Varied tastes

Published 9:59 pm Friday, June 26, 2009

Dozens of peach varieties are represented in the annual Peach Auction at Jack Hayes Field. And that’s just the tip of the iceberg.

It would be a seemingly endless task to attempt to name all the different varieties of Chilton County’s most famous fruit.

“Most growers have anywhere from 25 to 35 varieties on any given farm,” Area Horticulturalist Bobby Boozer said.

One purpose of having that many varieties is to prolong the peach season. Some varieties are harvested in late May, while others are not picked until August.

“They (growers) want to have fruit to offer the whole season. By having that number, it allows for a more consistent supply year in and year out,” Boozer said.

Then there is the finicky consumer. Some prefer the early cling varieties, which tend to be firmer, while others prefer freestones. Some peaches are low acid, while others are high in acidity.

“Some people like a T-bone steak, some like a sirloin,” local peach grower Henry Williams said.

Then there are old favorites, such as June Gold, Loring or Elberta.

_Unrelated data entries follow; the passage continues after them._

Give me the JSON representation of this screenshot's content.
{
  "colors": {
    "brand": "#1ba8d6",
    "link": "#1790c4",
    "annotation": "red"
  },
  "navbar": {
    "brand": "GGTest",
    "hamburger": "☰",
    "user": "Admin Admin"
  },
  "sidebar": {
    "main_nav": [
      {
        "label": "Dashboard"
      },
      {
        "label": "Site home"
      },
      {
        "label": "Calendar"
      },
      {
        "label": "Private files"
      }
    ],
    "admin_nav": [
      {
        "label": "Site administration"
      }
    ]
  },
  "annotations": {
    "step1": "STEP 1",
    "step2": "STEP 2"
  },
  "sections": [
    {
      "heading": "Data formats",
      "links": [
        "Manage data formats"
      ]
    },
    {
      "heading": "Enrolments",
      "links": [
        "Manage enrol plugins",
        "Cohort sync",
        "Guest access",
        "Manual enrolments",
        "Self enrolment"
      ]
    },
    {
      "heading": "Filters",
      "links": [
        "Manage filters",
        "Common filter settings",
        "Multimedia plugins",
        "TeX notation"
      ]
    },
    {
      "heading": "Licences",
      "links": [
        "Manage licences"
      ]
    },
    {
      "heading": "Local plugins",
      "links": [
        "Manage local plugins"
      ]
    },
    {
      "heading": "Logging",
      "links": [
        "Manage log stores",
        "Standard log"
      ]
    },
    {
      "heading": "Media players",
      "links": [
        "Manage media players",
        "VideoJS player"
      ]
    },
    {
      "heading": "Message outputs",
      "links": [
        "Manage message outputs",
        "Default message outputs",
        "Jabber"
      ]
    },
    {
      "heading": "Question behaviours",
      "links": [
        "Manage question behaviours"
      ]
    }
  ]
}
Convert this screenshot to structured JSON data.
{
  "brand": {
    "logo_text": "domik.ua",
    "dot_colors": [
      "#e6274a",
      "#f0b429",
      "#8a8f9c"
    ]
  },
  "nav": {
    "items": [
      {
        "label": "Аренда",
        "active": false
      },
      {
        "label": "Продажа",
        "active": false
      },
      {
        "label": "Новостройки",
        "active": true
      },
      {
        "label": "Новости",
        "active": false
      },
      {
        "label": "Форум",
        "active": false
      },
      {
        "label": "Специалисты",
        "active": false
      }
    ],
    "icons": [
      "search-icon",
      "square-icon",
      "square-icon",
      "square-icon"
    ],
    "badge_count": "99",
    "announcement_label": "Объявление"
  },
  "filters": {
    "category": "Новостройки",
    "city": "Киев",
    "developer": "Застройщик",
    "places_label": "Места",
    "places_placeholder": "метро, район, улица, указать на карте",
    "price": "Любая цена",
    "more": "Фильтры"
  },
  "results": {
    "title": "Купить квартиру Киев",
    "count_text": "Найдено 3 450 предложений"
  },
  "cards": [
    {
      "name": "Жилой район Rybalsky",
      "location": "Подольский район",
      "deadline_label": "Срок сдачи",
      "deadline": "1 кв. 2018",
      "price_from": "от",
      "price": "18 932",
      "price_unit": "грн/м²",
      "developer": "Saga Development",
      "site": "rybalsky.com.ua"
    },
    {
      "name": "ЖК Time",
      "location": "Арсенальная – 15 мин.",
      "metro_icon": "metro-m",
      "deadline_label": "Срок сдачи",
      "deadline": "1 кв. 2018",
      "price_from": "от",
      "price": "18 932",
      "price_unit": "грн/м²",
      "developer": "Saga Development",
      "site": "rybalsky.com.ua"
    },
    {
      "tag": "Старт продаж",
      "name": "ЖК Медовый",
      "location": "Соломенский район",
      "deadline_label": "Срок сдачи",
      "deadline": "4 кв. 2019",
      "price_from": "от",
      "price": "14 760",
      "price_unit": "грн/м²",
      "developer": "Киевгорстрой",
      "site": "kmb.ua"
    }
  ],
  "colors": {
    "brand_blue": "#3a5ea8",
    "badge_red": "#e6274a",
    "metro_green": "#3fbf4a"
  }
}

“It all goes back to what folks remember,” Boozer said. “It’s like the older vegetable varieties — Better Boy and Big Boy. There have been and continue to be newer varieties that are taking their place with the purpose of improving the fruit’s characteristics, whether it be flavor, firmness, size, color or texture.”

When it comes to peach varieties, genetics is the name of the game. Sometimes a variety is the result of a planned cross; other times it occurs as a mutation on someone’s farm. Most come from USDA or state experimental programs.

“It takes years unless you’re lucky to come up with a variety that’s accepted,” Williams said.

Many breeders have introduced their varieties on a trial basis at the Chilton Research and Extension Center, located near Thorsby on County Road 29. This enables local growers to observe the peaches to see if they’re reliable in the local climate.

After a variety is accepted, then comes the fun part — naming the variety. Some, like Spring Prince and Ruby Prince, are named after breeders. Some have even carried the names of U.S. Presidents.

“It’s kind of like naming children,” Boozer said.

When people buy fruit from a supermarket, Boozer said they tend to forget all the variables that control the crop — temperature, rainfall, winter conditions, chilling, even hurricanes.

For example, much of this year’s crop has a skin blemish that has almost nothing to do with the taste but would not be found in a supermarket.

“People are not used to variation. They are used to the same standard,” Boozer said. “If you buy local Chilton County produce, you see the good, the bad and the ugly of it.”